At Tuesday’s hearing, Mrs Rooney’s lawyers applied for further information, including from Ms Watt and Mrs Vardy’s messages.
Hugh Tomlinson QC, for Mrs Vardy, said the denied allegations have caused her “huge damage and distress”.
In written arguments, the barrister said the information and messages disclosed “provides no evidence that the claimant leaked the three fake posts”.
He added that Mrs Rooney “relies upon selective and incomplete WhatsApp exchanges…conveniently ignoring the messages which demonstrate beyond doubt that the claimant was not responsible for leaking the defendant’s private information to The Sun.”
In further WhatsApp messages between her and Ms Watt, Mrs Vardy said she had supported Mrs Rooney and suggested it was Mrs Rooney’s own PR who had leaked stories.
“What a joke! All I’ve ever been is nice to her though!
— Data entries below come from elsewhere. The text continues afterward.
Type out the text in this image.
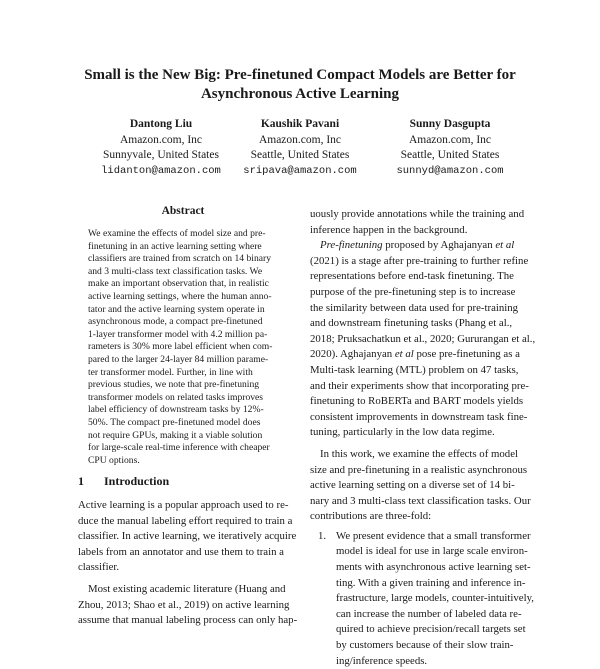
Small is the New Big: Pre-finetuned Compact Models are Better for
Asynchronous Active Learning
Dantong Liu
Amazon.com, Inc
Sunnyvale, United States
lidanton@amazon.com
Kaushik Pavani
Amazon.com, Inc
Seattle, United States
sripava@amazon.com
Sunny Dasgupta
Amazon.com, Inc
Seattle, United States
sunnyd@amazon.com
Abstract
We examine the effects of model size and pre-
finetuning in an active learning setting where
classifiers are trained from scratch on 14 binary
and 3 multi-class text classification tasks. We
make an important observation that, in realistic
active learning settings, where the human anno-
tator and the active learning system operate in
asynchronous mode, a compact pre-finetuned
1-layer transformer model with 4.2 million pa-
rameters is 30% more label efficient when com-
pared to the larger 24-layer 84 million parame-
ter transformer model. Further, in line with
previous studies, we note that pre-finetuning
transformer models on related tasks improves
label efficiency of downstream tasks by 12%-
50%. The compact pre-finetuned model does
not require GPUs, making it a viable solution
for large-scale real-time inference with cheaper
CPU options.
1 Introduction
Active learning is a popular approach used to re-
duce the manual labeling effort required to train a
classifier. In active learning, we iteratively acquire
labels from an annotator and use them to train a
classifier.
Most existing academic literature (Huang and
Zhou, 2013; Shao et al., 2019) on active learning
assume that manual labeling process can only hap-
uously provide annotations while the training and
inference happen in the background.
Pre-finetuning proposed by Aghajanyan et al
(2021) is a stage after pre-training to further refine
representations before end-task finetuning. The
purpose of the pre-finetuning step is to increase
the similarity between data used for pre-training
and downstream finetuning tasks (Phang et al.,
2018; Pruksachatkun et al., 2020; Gururangan et al.,
2020). Aghajanyan et al pose pre-finetuning as a
Multi-task learning (MTL) problem on 47 tasks,
and their experiments show that incorporating pre-
finetuning to RoBERTa and BART models yields
consistent improvements in downstream task fine-
tuning, particularly in the low data regime.
In this work, we examine the effects of model
size and pre-finetuning in a realistic asynchronous
active learning setting on a diverse set of 14 bi-
nary and 3 multi-class text classification tasks. Our
contributions are three-fold:
1. We present evidence that a small transformer
model is ideal for use in large scale environ-
ments with asynchronous active learning set-
ting. With a given training and inference in-
frastructure, large models, counter-intuitively,
can increase the number of labeled data re-
quired to achieve precision/recall targets set
by customers because of their slow train-
ing/inference speeds.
Even when Wayne was being a c*** x,” Mrs Vardy wrote.
She later added: “Bet it’s their PR again has to be x… I really can’t see anyone being that arsed with selling stories on her.”
Ian Helme, for Ms Watt, said she had given “clear and consistent” denials against the claim for misuse of private information.
In written arguments, the barrister said that it was not only Mrs Vardy’s Instagram account that had viewed the post about Mrs Rooney’s car, adding that the incident also took place in public.
“It is difficult to see how there could be said to be any reasonable expectation of privacy in relation to such information,” Mr Helme said.
He later said that Mrs Rooney’s lawyers had taken “an extremely aggressive, confrontational, no-stone-unturned approach”, calling the claim against her an abuse of process.
Mr Helme also said it can be inferred that Mrs Rooney’s primary concern is “public opinion, or vindication”.
He continued: “It appears quite clear that the defendant has determined that publicity generated by success in defending the claim against her will far exceed the value of any remedy she could attain as a claimant.”
The trial is due to begin in early May of this year but it is likely this date may change. The hearing before Mrs Justice Steyn is due to finish on Wednesday.